If it's a cultural and social issue, you can change it. Because it's a cultural and social issue, regulation of guns can cause a change of the cultural climate.
Regardless of whether it's a symptom, treating the symptom of a cultural or social issue still combats the underlying cultural or social issue, because the symptom is an avenue to proliferate the spread of the culture. You don't stop the common cold by stopping the coughing and sneezing, but by reducing the symptoms you reduce the spread of the cold. The cold naturally gets killed off. Similarly, you may not treat the issue of America having a more violence-tolerant culture by clamping down on gun ownership, but you stop the spreading of the culture by acknowledging that the gun culture in America right now is toxic and dangerous, and trying to reign it in.

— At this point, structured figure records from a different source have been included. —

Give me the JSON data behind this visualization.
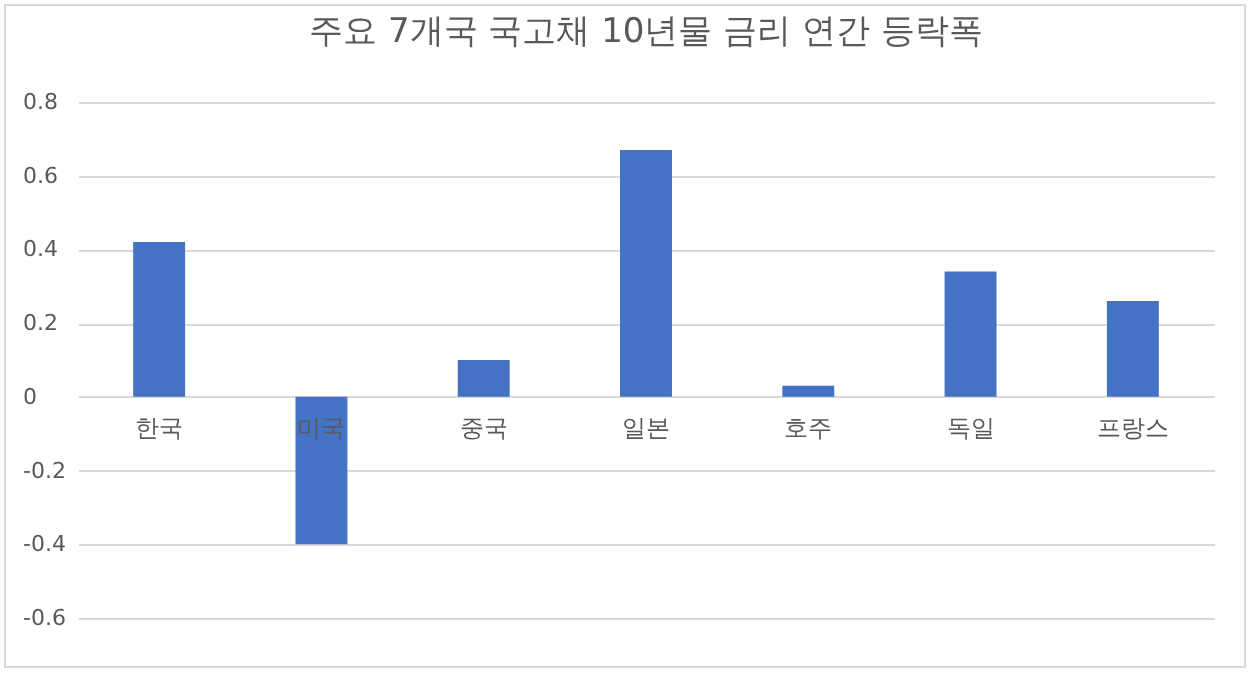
{
  "chart_data": {
    "type": "bar",
    "title": "주요 7개국 국고채 10년물 금리 연간 등락폭",
    "categories": [
      "한국",
      "미국",
      "중국",
      "일본",
      "호주",
      "독일",
      "프랑스"
    ],
    "values": [
      0.42,
      -0.4,
      0.1,
      0.67,
      0.03,
      0.34,
      0.26
    ],
    "color": "#4472c4",
    "ylim": [
      -0.6,
      0.8
    ],
    "yticks": [
      -0.6,
      -0.4,
      -0.2,
      0,
      0.2,
      0.4,
      0.6,
      0.8
    ],
    "grid": "y"
  }
}
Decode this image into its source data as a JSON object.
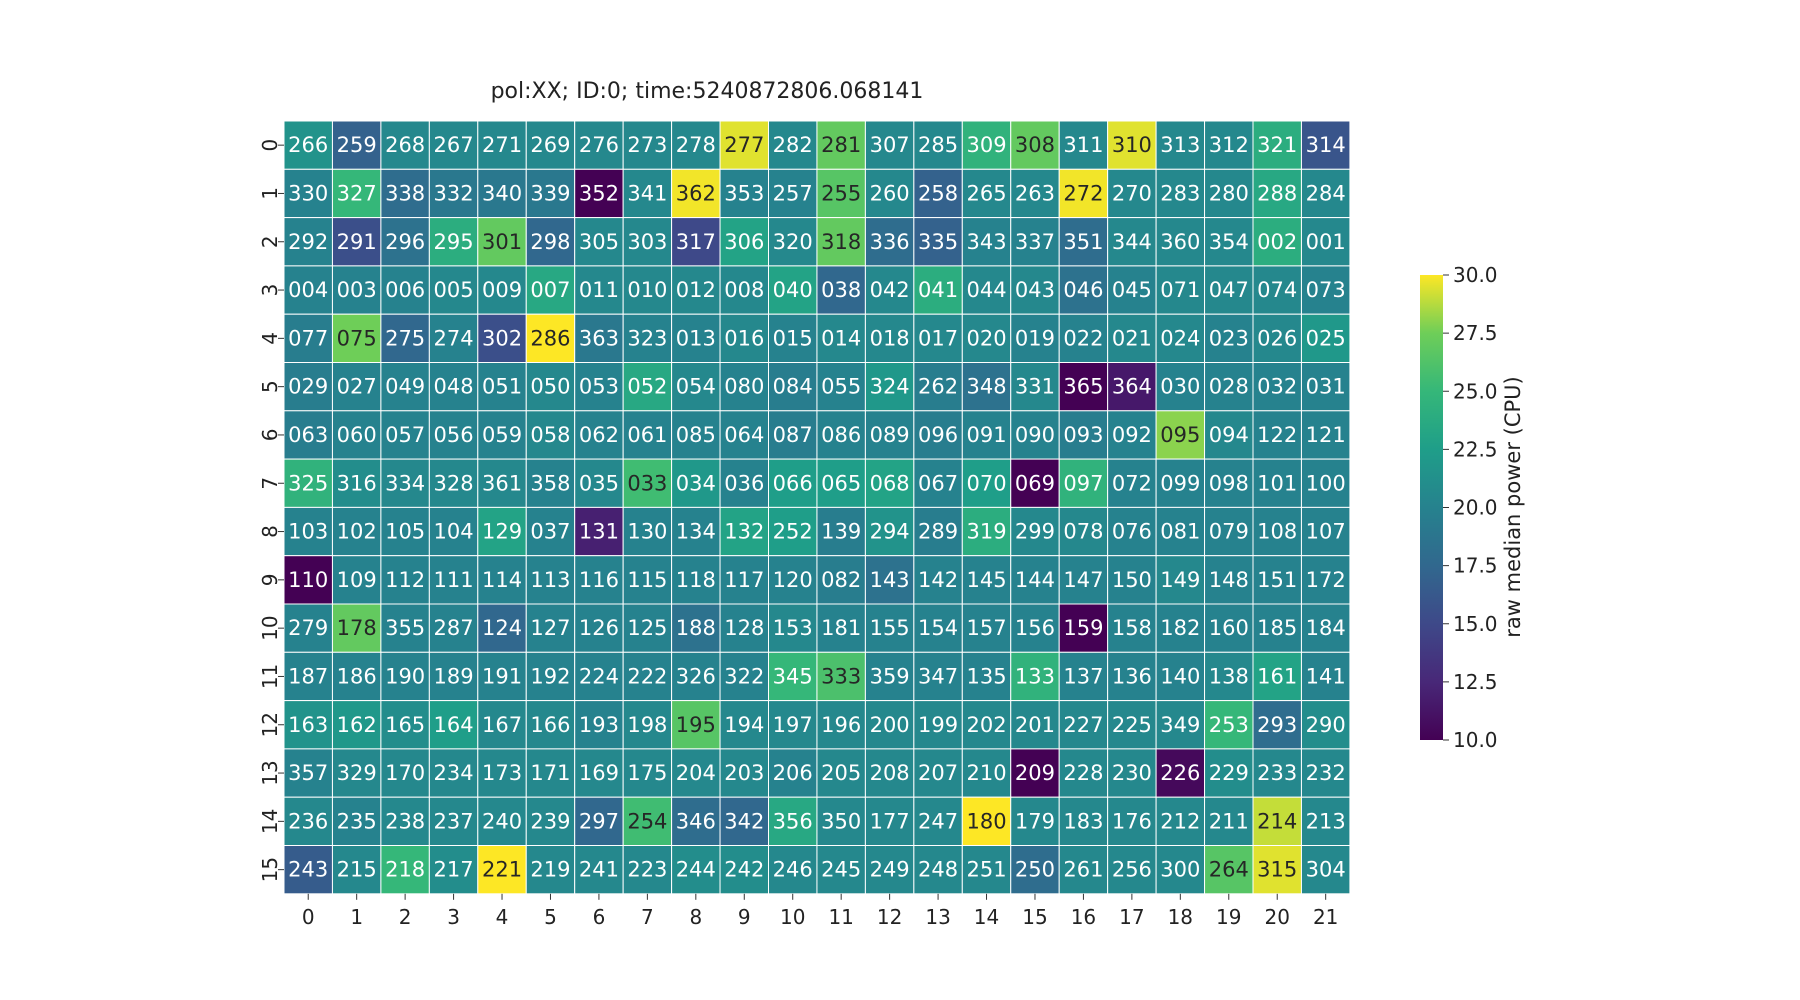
{
  "chart_data": {
    "type": "heatmap",
    "title": "pol:XX; ID:0; time:5240872806.068141",
    "xlabel": "",
    "ylabel": "",
    "x_tick_labels": [
      "0",
      "1",
      "2",
      "3",
      "4",
      "5",
      "6",
      "7",
      "8",
      "9",
      "10",
      "11",
      "12",
      "13",
      "14",
      "15",
      "16",
      "17",
      "18",
      "19",
      "20",
      "21"
    ],
    "y_tick_labels": [
      "0",
      "1",
      "2",
      "3",
      "4",
      "5",
      "6",
      "7",
      "8",
      "9",
      "10",
      "11",
      "12",
      "13",
      "14",
      "15"
    ],
    "cell_labels": [
      [
        "266",
        "259",
        "268",
        "267",
        "271",
        "269",
        "276",
        "273",
        "278",
        "277",
        "282",
        "281",
        "307",
        "285",
        "309",
        "308",
        "311",
        "310",
        "313",
        "312",
        "321",
        "314"
      ],
      [
        "330",
        "327",
        "338",
        "332",
        "340",
        "339",
        "352",
        "341",
        "362",
        "353",
        "257",
        "255",
        "260",
        "258",
        "265",
        "263",
        "272",
        "270",
        "283",
        "280",
        "288",
        "284"
      ],
      [
        "292",
        "291",
        "296",
        "295",
        "301",
        "298",
        "305",
        "303",
        "317",
        "306",
        "320",
        "318",
        "336",
        "335",
        "343",
        "337",
        "351",
        "344",
        "360",
        "354",
        "002",
        "001"
      ],
      [
        "004",
        "003",
        "006",
        "005",
        "009",
        "007",
        "011",
        "010",
        "012",
        "008",
        "040",
        "038",
        "042",
        "041",
        "044",
        "043",
        "046",
        "045",
        "071",
        "047",
        "074",
        "073"
      ],
      [
        "077",
        "075",
        "275",
        "274",
        "302",
        "286",
        "363",
        "323",
        "013",
        "016",
        "015",
        "014",
        "018",
        "017",
        "020",
        "019",
        "022",
        "021",
        "024",
        "023",
        "026",
        "025"
      ],
      [
        "029",
        "027",
        "049",
        "048",
        "051",
        "050",
        "053",
        "052",
        "054",
        "080",
        "084",
        "055",
        "324",
        "262",
        "348",
        "331",
        "365",
        "364",
        "030",
        "028",
        "032",
        "031"
      ],
      [
        "063",
        "060",
        "057",
        "056",
        "059",
        "058",
        "062",
        "061",
        "085",
        "064",
        "087",
        "086",
        "089",
        "096",
        "091",
        "090",
        "093",
        "092",
        "095",
        "094",
        "122",
        "121"
      ],
      [
        "325",
        "316",
        "334",
        "328",
        "361",
        "358",
        "035",
        "033",
        "034",
        "036",
        "066",
        "065",
        "068",
        "067",
        "070",
        "069",
        "097",
        "072",
        "099",
        "098",
        "101",
        "100"
      ],
      [
        "103",
        "102",
        "105",
        "104",
        "129",
        "037",
        "131",
        "130",
        "134",
        "132",
        "252",
        "139",
        "294",
        "289",
        "319",
        "299",
        "078",
        "076",
        "081",
        "079",
        "108",
        "107"
      ],
      [
        "110",
        "109",
        "112",
        "111",
        "114",
        "113",
        "116",
        "115",
        "118",
        "117",
        "120",
        "082",
        "143",
        "142",
        "145",
        "144",
        "147",
        "150",
        "149",
        "148",
        "151",
        "172"
      ],
      [
        "279",
        "178",
        "355",
        "287",
        "124",
        "127",
        "126",
        "125",
        "188",
        "128",
        "153",
        "181",
        "155",
        "154",
        "157",
        "156",
        "159",
        "158",
        "182",
        "160",
        "185",
        "184"
      ],
      [
        "187",
        "186",
        "190",
        "189",
        "191",
        "192",
        "224",
        "222",
        "326",
        "322",
        "345",
        "333",
        "359",
        "347",
        "135",
        "133",
        "137",
        "136",
        "140",
        "138",
        "161",
        "141"
      ],
      [
        "163",
        "162",
        "165",
        "164",
        "167",
        "166",
        "193",
        "198",
        "195",
        "194",
        "197",
        "196",
        "200",
        "199",
        "202",
        "201",
        "227",
        "225",
        "349",
        "253",
        "293",
        "290"
      ],
      [
        "357",
        "329",
        "170",
        "234",
        "173",
        "171",
        "169",
        "175",
        "204",
        "203",
        "206",
        "205",
        "208",
        "207",
        "210",
        "209",
        "228",
        "230",
        "226",
        "229",
        "233",
        "232"
      ],
      [
        "236",
        "235",
        "238",
        "237",
        "240",
        "239",
        "297",
        "254",
        "346",
        "342",
        "356",
        "350",
        "177",
        "247",
        "180",
        "179",
        "183",
        "176",
        "212",
        "211",
        "214",
        "213"
      ],
      [
        "243",
        "215",
        "218",
        "217",
        "221",
        "219",
        "241",
        "223",
        "244",
        "242",
        "246",
        "245",
        "249",
        "248",
        "251",
        "250",
        "261",
        "256",
        "300",
        "264",
        "315",
        "304"
      ]
    ],
    "values": [
      [
        21.5,
        17.0,
        20.5,
        20.5,
        20.5,
        20.5,
        20.5,
        20.5,
        20.5,
        29.5,
        20.5,
        27.0,
        20.5,
        20.5,
        24.5,
        27.0,
        20.5,
        29.5,
        20.5,
        20.5,
        24.0,
        16.0
      ],
      [
        20.0,
        25.0,
        18.0,
        19.0,
        19.0,
        19.0,
        10.0,
        20.5,
        29.8,
        20.0,
        20.0,
        26.5,
        20.5,
        17.0,
        20.5,
        20.5,
        29.8,
        20.5,
        20.5,
        20.5,
        23.5,
        20.5
      ],
      [
        20.0,
        15.5,
        18.5,
        24.0,
        27.0,
        17.5,
        20.5,
        20.5,
        15.0,
        23.0,
        20.5,
        27.0,
        18.0,
        17.0,
        20.0,
        20.0,
        18.0,
        20.5,
        20.5,
        20.5,
        24.0,
        20.5
      ],
      [
        20.0,
        20.0,
        20.0,
        20.5,
        20.5,
        23.5,
        20.5,
        20.5,
        20.5,
        20.5,
        23.0,
        17.5,
        20.5,
        24.0,
        20.5,
        20.5,
        18.5,
        20.0,
        20.5,
        20.5,
        20.5,
        20.0
      ],
      [
        19.5,
        27.5,
        17.5,
        20.0,
        15.5,
        30.0,
        19.0,
        20.0,
        20.0,
        20.5,
        20.0,
        20.5,
        20.5,
        20.5,
        20.5,
        20.0,
        20.0,
        20.5,
        20.5,
        20.0,
        20.5,
        22.0
      ],
      [
        19.5,
        20.0,
        20.0,
        20.0,
        20.0,
        20.5,
        20.0,
        23.5,
        20.5,
        20.0,
        19.5,
        20.0,
        22.0,
        19.5,
        18.5,
        20.5,
        10.0,
        11.5,
        20.0,
        20.0,
        20.0,
        20.0
      ],
      [
        19.5,
        20.0,
        20.0,
        20.0,
        20.0,
        20.5,
        20.0,
        20.0,
        20.0,
        20.0,
        19.5,
        20.0,
        20.0,
        19.5,
        20.0,
        20.0,
        19.5,
        20.0,
        28.0,
        20.5,
        20.0,
        20.0
      ],
      [
        24.5,
        21.0,
        20.5,
        20.5,
        20.5,
        20.0,
        20.5,
        25.5,
        22.0,
        20.0,
        22.5,
        22.5,
        23.0,
        20.0,
        22.5,
        10.0,
        24.5,
        20.0,
        20.0,
        20.0,
        20.0,
        20.0
      ],
      [
        20.0,
        20.0,
        20.0,
        20.0,
        23.0,
        20.0,
        12.0,
        20.0,
        20.0,
        23.0,
        22.5,
        19.5,
        21.5,
        19.5,
        24.0,
        20.5,
        20.5,
        20.0,
        20.0,
        20.0,
        20.0,
        20.0
      ],
      [
        10.0,
        20.0,
        20.0,
        20.0,
        20.0,
        20.0,
        20.0,
        20.0,
        20.0,
        20.0,
        20.0,
        19.5,
        18.5,
        20.0,
        20.0,
        20.0,
        20.0,
        20.0,
        20.5,
        20.0,
        20.0,
        20.0
      ],
      [
        20.0,
        27.0,
        20.0,
        20.0,
        17.5,
        20.0,
        20.0,
        20.0,
        18.5,
        20.0,
        20.5,
        20.0,
        20.0,
        20.0,
        20.0,
        20.0,
        10.0,
        20.0,
        20.0,
        20.0,
        20.0,
        20.0
      ],
      [
        20.0,
        20.0,
        20.0,
        20.0,
        20.0,
        20.0,
        20.0,
        20.0,
        20.0,
        20.0,
        25.0,
        26.0,
        20.0,
        20.0,
        20.0,
        24.5,
        20.0,
        20.0,
        20.0,
        20.5,
        23.0,
        20.0
      ],
      [
        21.5,
        22.0,
        21.0,
        22.5,
        20.5,
        20.5,
        20.0,
        20.5,
        26.5,
        20.5,
        20.5,
        20.5,
        20.5,
        20.5,
        20.5,
        20.5,
        20.5,
        20.5,
        20.5,
        25.0,
        18.0,
        21.0
      ],
      [
        20.0,
        20.5,
        20.5,
        20.5,
        20.5,
        20.5,
        20.5,
        20.5,
        20.5,
        20.5,
        20.0,
        20.5,
        20.5,
        20.5,
        20.5,
        10.0,
        20.5,
        20.5,
        10.5,
        21.0,
        20.5,
        20.5
      ],
      [
        20.5,
        20.0,
        20.5,
        20.5,
        20.5,
        20.5,
        17.5,
        25.5,
        18.0,
        17.5,
        23.5,
        20.5,
        20.5,
        20.5,
        30.0,
        20.5,
        20.5,
        20.5,
        20.5,
        20.5,
        29.0,
        20.5
      ],
      [
        16.5,
        20.5,
        25.0,
        21.0,
        30.0,
        20.5,
        20.5,
        20.5,
        21.0,
        21.0,
        20.5,
        20.5,
        20.5,
        20.5,
        20.5,
        18.0,
        20.5,
        20.5,
        20.5,
        26.5,
        29.5,
        20.5
      ]
    ],
    "colormap": "viridis",
    "colorbar": {
      "label": "raw median power (CPU)",
      "range": [
        10.0,
        30.0
      ],
      "ticks": [
        "10.0",
        "12.5",
        "15.0",
        "17.5",
        "20.0",
        "22.5",
        "25.0",
        "27.5",
        "30.0"
      ],
      "tick_values": [
        10.0,
        12.5,
        15.0,
        17.5,
        20.0,
        22.5,
        25.0,
        27.5,
        30.0
      ]
    },
    "grid": true
  }
}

By reducing the spread of a specific culture, you can cause the culture to die off.
It may sound borderline totalitarian or repressive to say some cultures are unwanted but, quite frankly, the American gun culture is one of the most uninformed, radical, and dangerous cultural groups in America, and I can safely say that its current state merits change. To be fair, there are rational and reasonable members within the gun culture, but there's a very loud and vocal population within the culture that is unreasonable, paranoid, unstable, but influential. A well-informed, well-regulated culture of guns is a safe culture, and could very well even be a socially-progressive culture. But the current American gun culture is none of that, and is maintained through an unreasonable fear of authority, lies, and propaganda.